Students must pass the math, reading and writing portions of the state’s proficiency exam in order to earn a high school diploma. A student also must earn the 22.5 credits required by the state in order to be considered a graduate.

Rulffes said although the district’s graduation rate has increased, he would like to see the improvement continue toward the national average of about 70 percent.

“This is the benefit of good teachers who have focused on critical issues, and it has paid off in terms of increased student performance,” Rulffes said.

Sue Daellenbach, academic manager of for the district’s Assessment and Accountability Division, said many of the district’s efforts have paid off.

“There’s been a big push to increase graduation rates and we’ve made a difference. … finally,” Daellenbach said. “That’s a good increase for one year. We hope we can sustain it.”

About 548 more seniors received diplomas in the 2005-06 school year compared with the previous year, Daellenbach said.

Rulffes said other programs have also helped increase graduation rates.
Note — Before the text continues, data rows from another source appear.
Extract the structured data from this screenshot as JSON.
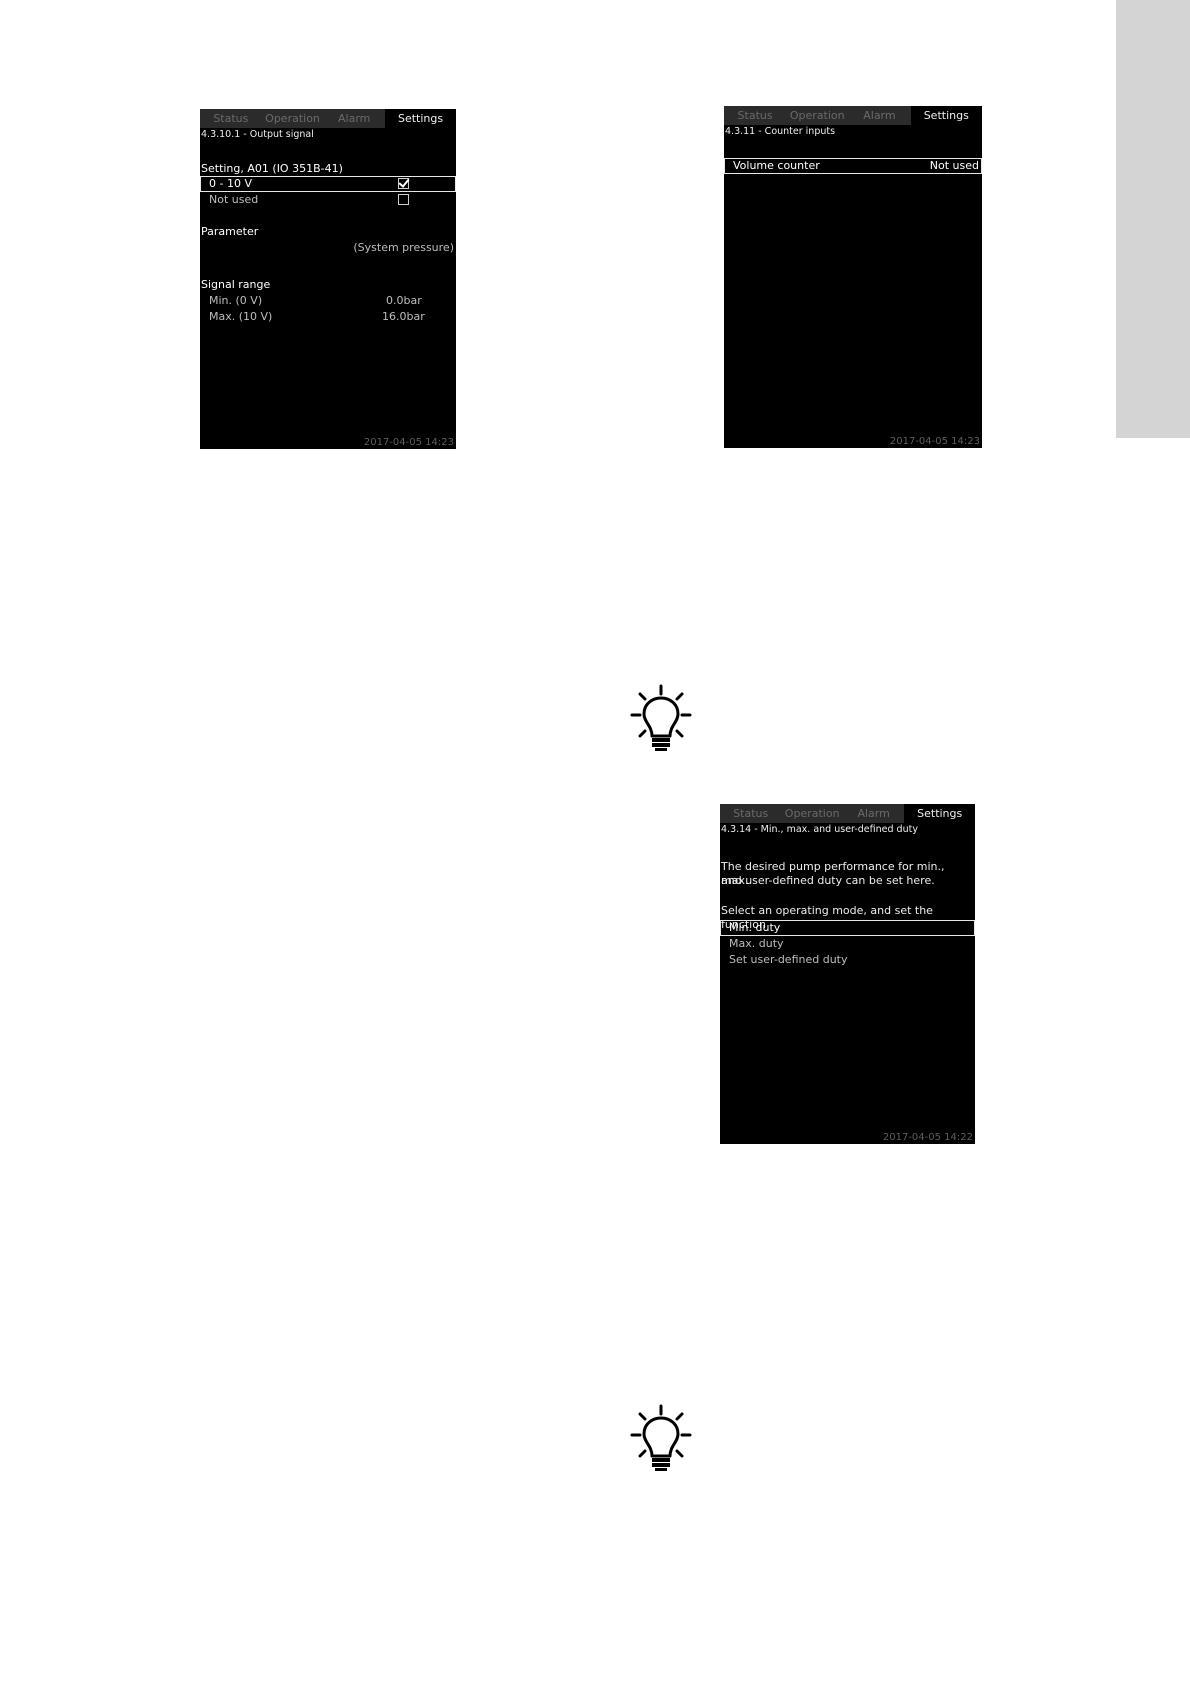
{
  "tabs": [
    "Status",
    "Operation",
    "Alarm",
    "Settings"
  ],
  "screen1": {
    "crumb": "4.3.10.1 - Output signal",
    "setting_heading": "Setting, A01 (IO 351B-41)",
    "options": [
      {
        "label": "0 - 10 V",
        "checked": true
      },
      {
        "label": "Not used",
        "checked": false
      }
    ],
    "parameter_heading": "Parameter",
    "parameter_value": "(System pressure)",
    "range_heading": "Signal range",
    "range_min_label": "Min. (0 V)",
    "range_min_value": "0.0bar",
    "range_max_label": "Max. (10 V)",
    "range_max_value": "16.0bar",
    "timestamp": "2017-04-05 14:23"
  },
  "screen2": {
    "crumb": "4.3.11 - Counter inputs",
    "row_label": "Volume counter",
    "row_value": "Not used",
    "timestamp": "2017-04-05 14:23"
  },
  "screen3": {
    "crumb": "4.3.14 - Min., max. and user-defined duty",
    "description_line1": "The desired pump performance for min., max.",
    "description_line2": "and user-defined duty can be set here.",
    "instruction": "Select an operating mode, and set the function",
    "items": [
      "Min. duty",
      "Max. duty",
      "Set user-defined duty"
    ],
    "timestamp": "2017-04-05 14:22"
  },
  "icons": [
    "tip-lightbulb-icon",
    "tip-lightbulb-icon"
  ]
}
The district has expanded the number of schools that offer block scheduling, a model in which a school can offer two more classes per semester than a traditional high school. Block scheduling allows students who are behind in credits the chance to catch up during the year without having to take summer courses.

The school system also has begun a program called Advancement Via Individual Determination, or AVID, which focuses on teens who would be categorized as average students and offers them extra help in math, science and writing. The program’s goal is to have such students take advanced placement courses. The program focuses on low-income students and students who do not have immediate family members who have gone to college.

Also, more than half the district’s teachers have trained in the past year with the Regional Professional Development Program, an initiative run by the state that offers training for teachers in order for them to keep up with the highly qualified status mandated by the federal No Child Left Behind program.

Bill Hanlon, director of the program, said although the district’s graduation rates have improved, the new state-mandated science test, which must be passed by next school year’s sophomores and their subsequent classmates, will probably put a dent in the district’s improvement.

“The initial results don’t look good,” Hanlon said of the latest practice test results in science for students in the district. Hanlon said district students on average only answered correctly 37 percent of the questions on the state exam.

“If math caused this problem, science will cause a significant problem as well,” Hanlon said.